Urząd Kontroli Skarbowej w Łodzi na tropie zatajonych dochodów

Alicja Zboińska
123RF
Jeżdżą drogimi samochodami, mieszkają w luksusowych willach, a tak naprawdę nie stać ich na kupno nawet 15-letniego używanego auta. Za to, gdy ich dochodami zainteresuje się fiskus, są w stanie wymyślić mnóstwo niekoniecznie logicznych wyjaśnień. Urzędnicy przeważnie nie dają im wiary, a niektóre wyjaśnienia uznają za absurdalne.

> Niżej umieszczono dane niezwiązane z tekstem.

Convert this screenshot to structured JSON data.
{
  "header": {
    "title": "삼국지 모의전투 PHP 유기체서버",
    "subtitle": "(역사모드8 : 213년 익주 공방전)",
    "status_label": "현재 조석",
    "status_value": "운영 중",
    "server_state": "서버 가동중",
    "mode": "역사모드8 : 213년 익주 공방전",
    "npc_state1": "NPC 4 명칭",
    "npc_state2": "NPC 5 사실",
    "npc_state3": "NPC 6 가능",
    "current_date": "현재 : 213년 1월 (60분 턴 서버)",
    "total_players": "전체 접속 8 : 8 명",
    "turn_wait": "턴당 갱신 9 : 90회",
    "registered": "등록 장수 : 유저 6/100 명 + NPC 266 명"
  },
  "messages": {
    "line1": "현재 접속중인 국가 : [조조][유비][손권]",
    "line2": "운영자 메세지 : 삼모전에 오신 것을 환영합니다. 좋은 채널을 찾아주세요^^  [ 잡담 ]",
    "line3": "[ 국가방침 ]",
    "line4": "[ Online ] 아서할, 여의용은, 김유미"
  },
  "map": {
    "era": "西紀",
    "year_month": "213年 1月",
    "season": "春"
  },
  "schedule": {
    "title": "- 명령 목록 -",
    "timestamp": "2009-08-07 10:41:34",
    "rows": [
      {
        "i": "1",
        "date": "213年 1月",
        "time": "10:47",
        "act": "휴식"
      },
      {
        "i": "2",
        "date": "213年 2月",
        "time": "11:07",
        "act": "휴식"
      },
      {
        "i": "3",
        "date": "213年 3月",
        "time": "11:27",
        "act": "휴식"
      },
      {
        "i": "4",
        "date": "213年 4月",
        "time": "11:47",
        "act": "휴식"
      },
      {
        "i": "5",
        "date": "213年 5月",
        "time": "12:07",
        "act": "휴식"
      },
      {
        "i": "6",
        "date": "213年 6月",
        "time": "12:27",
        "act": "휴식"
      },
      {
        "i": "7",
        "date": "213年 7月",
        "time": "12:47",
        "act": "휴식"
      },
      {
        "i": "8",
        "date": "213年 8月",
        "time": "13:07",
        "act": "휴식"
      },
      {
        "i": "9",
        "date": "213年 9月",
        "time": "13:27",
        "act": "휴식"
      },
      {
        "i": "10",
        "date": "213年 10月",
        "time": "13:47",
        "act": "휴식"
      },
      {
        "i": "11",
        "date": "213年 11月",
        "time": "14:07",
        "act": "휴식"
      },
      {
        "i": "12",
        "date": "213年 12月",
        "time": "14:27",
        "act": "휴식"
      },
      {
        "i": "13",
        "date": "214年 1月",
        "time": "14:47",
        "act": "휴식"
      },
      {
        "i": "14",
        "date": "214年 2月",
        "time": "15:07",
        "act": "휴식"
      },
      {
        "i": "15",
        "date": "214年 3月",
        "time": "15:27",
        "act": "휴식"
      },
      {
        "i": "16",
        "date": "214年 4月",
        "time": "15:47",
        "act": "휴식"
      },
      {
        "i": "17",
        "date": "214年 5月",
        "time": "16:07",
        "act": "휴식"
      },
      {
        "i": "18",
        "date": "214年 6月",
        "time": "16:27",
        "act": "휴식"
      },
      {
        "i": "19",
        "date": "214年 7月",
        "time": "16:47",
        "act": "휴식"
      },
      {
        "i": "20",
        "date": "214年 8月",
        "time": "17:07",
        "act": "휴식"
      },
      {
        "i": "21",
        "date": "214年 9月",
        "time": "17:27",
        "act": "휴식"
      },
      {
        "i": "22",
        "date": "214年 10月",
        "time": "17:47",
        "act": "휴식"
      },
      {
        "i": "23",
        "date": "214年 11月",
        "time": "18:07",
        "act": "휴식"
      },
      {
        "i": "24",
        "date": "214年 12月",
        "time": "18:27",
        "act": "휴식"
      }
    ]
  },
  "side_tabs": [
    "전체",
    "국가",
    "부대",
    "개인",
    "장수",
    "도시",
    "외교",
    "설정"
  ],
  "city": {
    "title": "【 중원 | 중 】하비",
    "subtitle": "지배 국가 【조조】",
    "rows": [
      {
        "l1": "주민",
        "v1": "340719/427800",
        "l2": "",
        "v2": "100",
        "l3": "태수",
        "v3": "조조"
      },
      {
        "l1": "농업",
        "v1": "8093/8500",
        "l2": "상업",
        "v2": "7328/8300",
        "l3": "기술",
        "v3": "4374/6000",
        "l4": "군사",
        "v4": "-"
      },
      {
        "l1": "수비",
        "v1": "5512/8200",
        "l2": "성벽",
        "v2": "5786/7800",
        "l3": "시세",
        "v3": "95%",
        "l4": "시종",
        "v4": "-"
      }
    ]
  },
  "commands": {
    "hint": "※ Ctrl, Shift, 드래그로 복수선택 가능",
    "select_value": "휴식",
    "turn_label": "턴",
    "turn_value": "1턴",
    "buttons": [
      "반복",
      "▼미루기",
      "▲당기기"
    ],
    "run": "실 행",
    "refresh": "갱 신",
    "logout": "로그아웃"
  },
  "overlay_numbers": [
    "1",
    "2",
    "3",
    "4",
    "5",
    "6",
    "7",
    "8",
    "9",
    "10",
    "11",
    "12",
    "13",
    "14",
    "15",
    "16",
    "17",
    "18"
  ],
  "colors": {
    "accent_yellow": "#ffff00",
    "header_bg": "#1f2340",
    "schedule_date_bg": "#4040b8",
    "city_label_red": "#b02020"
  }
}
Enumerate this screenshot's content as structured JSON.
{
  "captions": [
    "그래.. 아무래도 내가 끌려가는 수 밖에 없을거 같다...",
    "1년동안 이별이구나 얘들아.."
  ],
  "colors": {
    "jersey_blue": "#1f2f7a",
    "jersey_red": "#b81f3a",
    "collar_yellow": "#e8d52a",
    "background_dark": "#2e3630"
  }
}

Fiskus sprawdza, skąd podatnicy mają pieniądze na zakup przeróżnych towarów: czy zgromadzony przez nich majątek nie jest wart więcej niż wynoszą dochody albo czy nie kupiono ich za pieniądze, od których nie został zapłacony podatek.

Próby oszukania fiskusa nie są wcale rzadkie. W ubiegłym roku Urząd Kontroli Skarbowej w Łodzi wziął pod lupę majątek 49 osób. Urzędnicy uznali, że 23 z nich nie grały fair. Spotkała je za to dotkliwa kara: w sumie musiały zapłacić 8,7 mln zł podatków.

Rok wcześniej takich przypadków było jeszcze więcej: urzędnicy sprawdzili majątki 65 osób, spośród których 40 musiało zapłacić w sumie 10,8 mln zł. Oznacza to, że choć karanych osób jest mniej, to płacą one wyższe kary. O ile w 2010 roku średnia wysokość podatku do zapłaty wyniosła 270 tys. zł, to w ubiegłym blisko 380 tys. zł.

Skontrolowani przeważnie tłumaczą się wsparciem rodziny, sąsiadów lub tym, że ciężko pracowali poza Polską.

- Podatnicy często tłumaczą, że sięgnęli po wieloletnie oszczędności gromadzone przez lata - mówi Mariola Grabowska, rzecznik Urzędu Kontroli Skarbowej w Łodzi. - Okazuje się, że trzymali je w domu, a nie w banku, często wymieniali na złoto i obcą walutę. Gdy wykazujemy, że to nieprawda, słyszymy, że budowa domu czy zakup auta pochłonęły większość zarobków, a koszty utrzymania były minimalne. Pomocna też bywa rodzina: babcia czy mama, które praktycznie utrzymują ich w tym czasie, a same mają tak naprawdę kilkusetzłotowe dochody.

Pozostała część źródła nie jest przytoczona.